Friday, July 10, 2026
Politics

Sam Amadi says INEC voter register cannot be trusted

Sam Amadi, former chairman of the Nigerian Electricity Regulatory Commission, has told Nigerians not to trust the Independent National Electoral Commission's voter registration system. He made the claim on Friday during an interview on News Central Television, arguing that INEC had failed to prove basic competence in managing elections.

Amadi was responding to INEC's failure to electronically transmit results during the last election. The commission had tested its systems beforehand and told the public it was ready to send results electronically on election day.

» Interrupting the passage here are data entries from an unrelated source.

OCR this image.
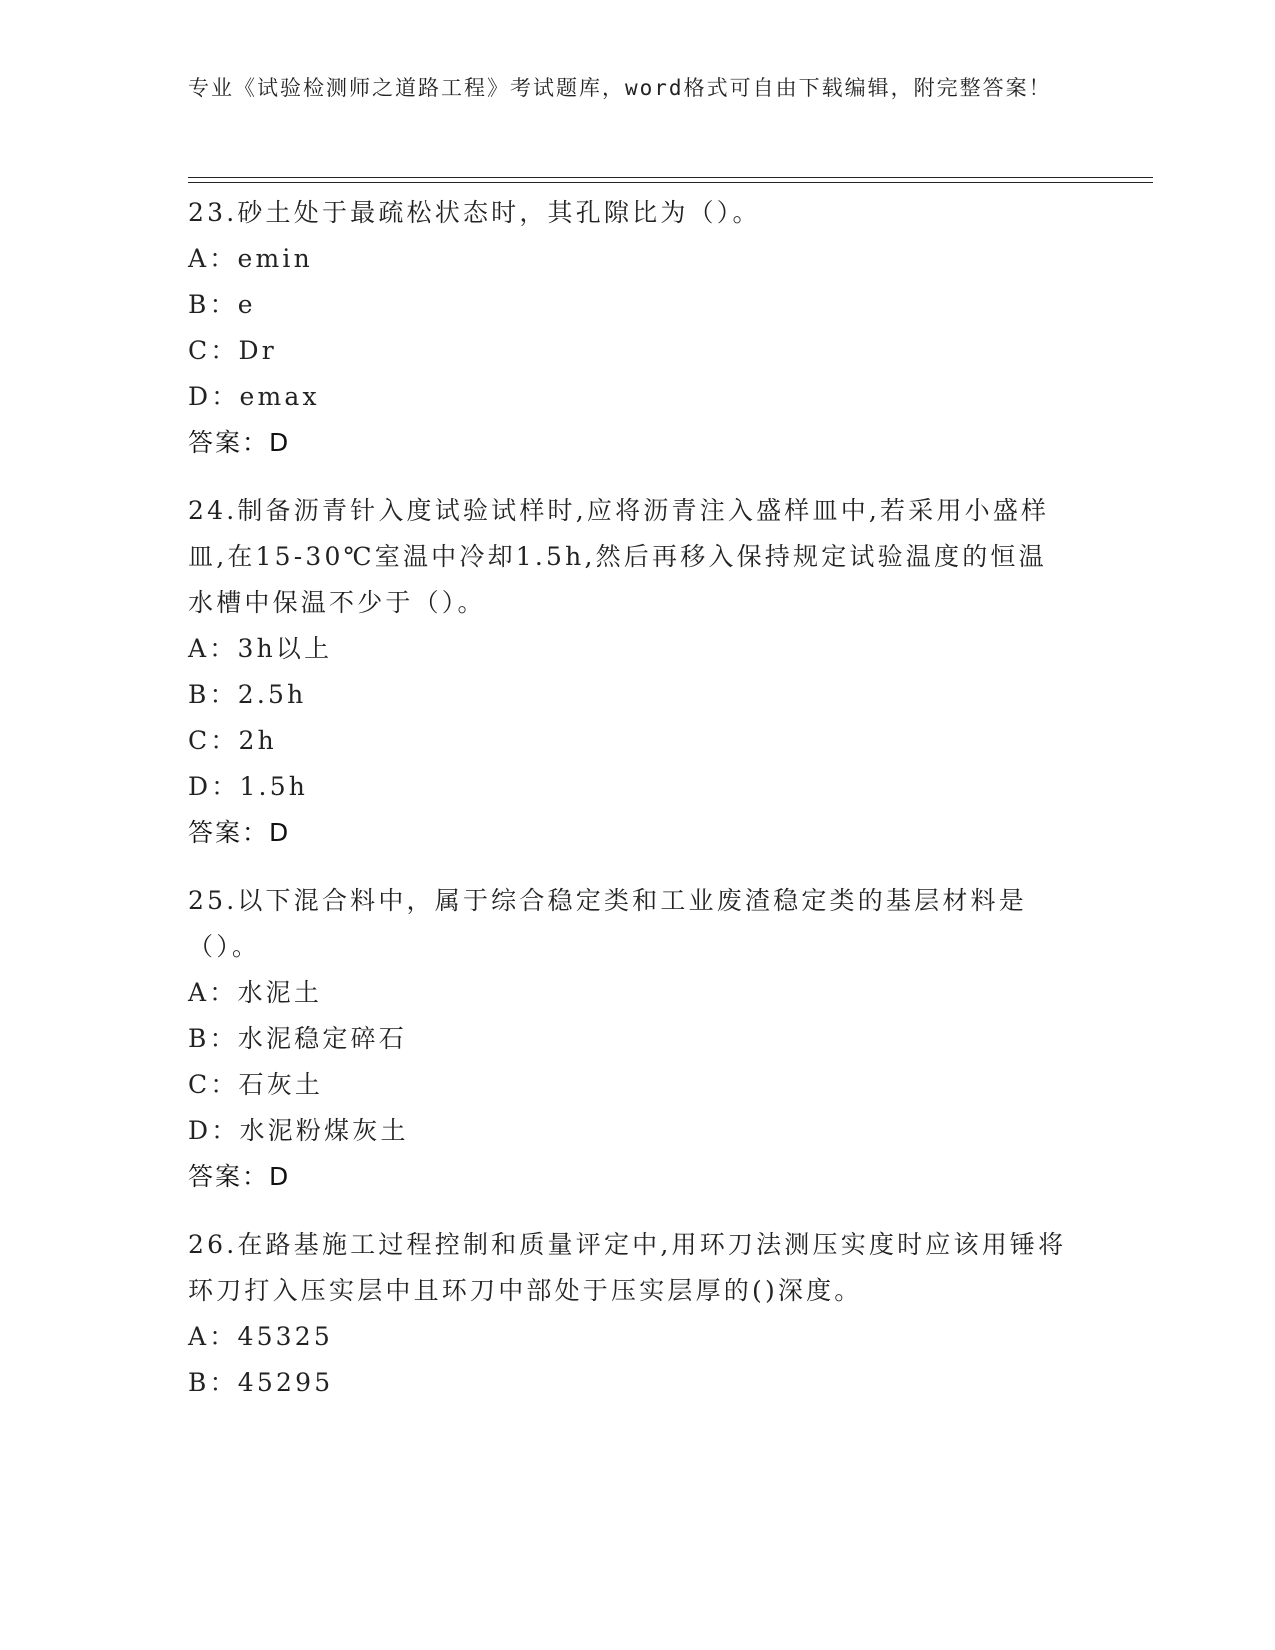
专业《试验检测师之道路工程》考试题库，word格式可自由下载编辑，附完整答案！
23.砂土处于最疏松状态时，其孔隙比为（）。
A：emin
B：e
C：Dr
D：emax
答案：D
24.制备沥青针入度试验试样时,应将沥青注入盛样皿中,若采用小盛样皿,在15-30℃室温中冷却1.5h,然后再移入保持规定试验温度的恒温水槽中保温不少于（）。
A：3h以上
B：2.5h
C：2h
D：1.5h
答案：D
25.以下混合料中，属于综合稳定类和工业废渣稳定类的基层材料是（）。
A：水泥土
B：水泥稳定碎石
C：石灰土
D：水泥粉煤灰土
答案：D
26.在路基施工过程控制和质量评定中,用环刀法测压实度时应该用锤将环刀打入压实层中且环刀中部处于压实层厚的()深度。
A：45325
B：45295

When the time came, INEC blamed a glitch but offered no evidence or proof that any technical failure had actually occurred.

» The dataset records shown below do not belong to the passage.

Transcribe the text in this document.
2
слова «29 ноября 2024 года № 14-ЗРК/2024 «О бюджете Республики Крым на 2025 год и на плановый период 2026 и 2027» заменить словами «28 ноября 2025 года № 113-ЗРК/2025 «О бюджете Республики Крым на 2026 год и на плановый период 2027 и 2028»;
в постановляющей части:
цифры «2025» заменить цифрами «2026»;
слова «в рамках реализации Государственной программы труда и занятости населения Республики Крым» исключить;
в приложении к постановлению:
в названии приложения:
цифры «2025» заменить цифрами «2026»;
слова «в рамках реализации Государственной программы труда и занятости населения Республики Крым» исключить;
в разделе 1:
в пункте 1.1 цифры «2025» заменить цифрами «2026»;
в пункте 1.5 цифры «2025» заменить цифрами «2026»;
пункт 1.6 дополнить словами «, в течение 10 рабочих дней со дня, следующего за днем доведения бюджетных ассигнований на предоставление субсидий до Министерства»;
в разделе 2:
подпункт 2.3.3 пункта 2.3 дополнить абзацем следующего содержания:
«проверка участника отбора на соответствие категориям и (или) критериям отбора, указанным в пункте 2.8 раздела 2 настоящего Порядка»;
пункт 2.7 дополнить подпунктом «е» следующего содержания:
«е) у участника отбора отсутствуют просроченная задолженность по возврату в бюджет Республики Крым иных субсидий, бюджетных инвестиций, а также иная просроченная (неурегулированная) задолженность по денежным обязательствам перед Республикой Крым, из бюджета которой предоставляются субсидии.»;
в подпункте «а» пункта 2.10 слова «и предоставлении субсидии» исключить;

"With all the issues around BVAS malfunctioning, which many people think was internal sabotage by INEC itself not to transmit the election result, do you expect the first item on the agenda of any opposition political party would be to subject INEC to an independent forensic audit," Amadi said. He was referring to the Bimodal Voter Accreditation System, the card reader machines INEC uses at polling stations.

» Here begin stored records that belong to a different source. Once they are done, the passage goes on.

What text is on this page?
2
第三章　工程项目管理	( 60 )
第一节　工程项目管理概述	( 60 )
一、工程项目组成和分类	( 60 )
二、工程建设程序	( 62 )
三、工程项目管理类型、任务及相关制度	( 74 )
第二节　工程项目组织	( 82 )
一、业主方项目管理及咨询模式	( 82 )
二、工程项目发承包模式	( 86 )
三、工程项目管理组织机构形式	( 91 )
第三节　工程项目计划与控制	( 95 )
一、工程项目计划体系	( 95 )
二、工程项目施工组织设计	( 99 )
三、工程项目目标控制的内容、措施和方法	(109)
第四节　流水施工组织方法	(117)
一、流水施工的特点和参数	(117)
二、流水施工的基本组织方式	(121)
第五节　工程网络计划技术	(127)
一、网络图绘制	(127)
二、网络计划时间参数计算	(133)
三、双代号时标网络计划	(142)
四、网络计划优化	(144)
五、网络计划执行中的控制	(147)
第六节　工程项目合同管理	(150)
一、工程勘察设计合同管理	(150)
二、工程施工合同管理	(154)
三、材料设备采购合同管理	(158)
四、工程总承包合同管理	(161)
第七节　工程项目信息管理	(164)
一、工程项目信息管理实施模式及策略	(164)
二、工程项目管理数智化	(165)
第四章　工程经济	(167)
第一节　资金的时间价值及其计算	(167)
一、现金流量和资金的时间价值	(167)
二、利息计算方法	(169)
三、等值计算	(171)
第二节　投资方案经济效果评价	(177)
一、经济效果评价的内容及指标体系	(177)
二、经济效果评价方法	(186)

Amadi framed the problem as a choice between two bad options. A voter register that nobody trusts is less dangerous than a system that people think is being deliberately breached by those in charge of it. His argument suggests that public confidence in INEC's systems has collapsed, and that the commission's credibility is the real issue at stake for the 2027 election.

The former regulator did not specify what steps opposition parties or civil society should take to verify INEC's systems before 2027. However, his call for an independent forensic audit suggests that external validation of INEC's technology and processes would be necessary for voters to believe in the integrity of the next election.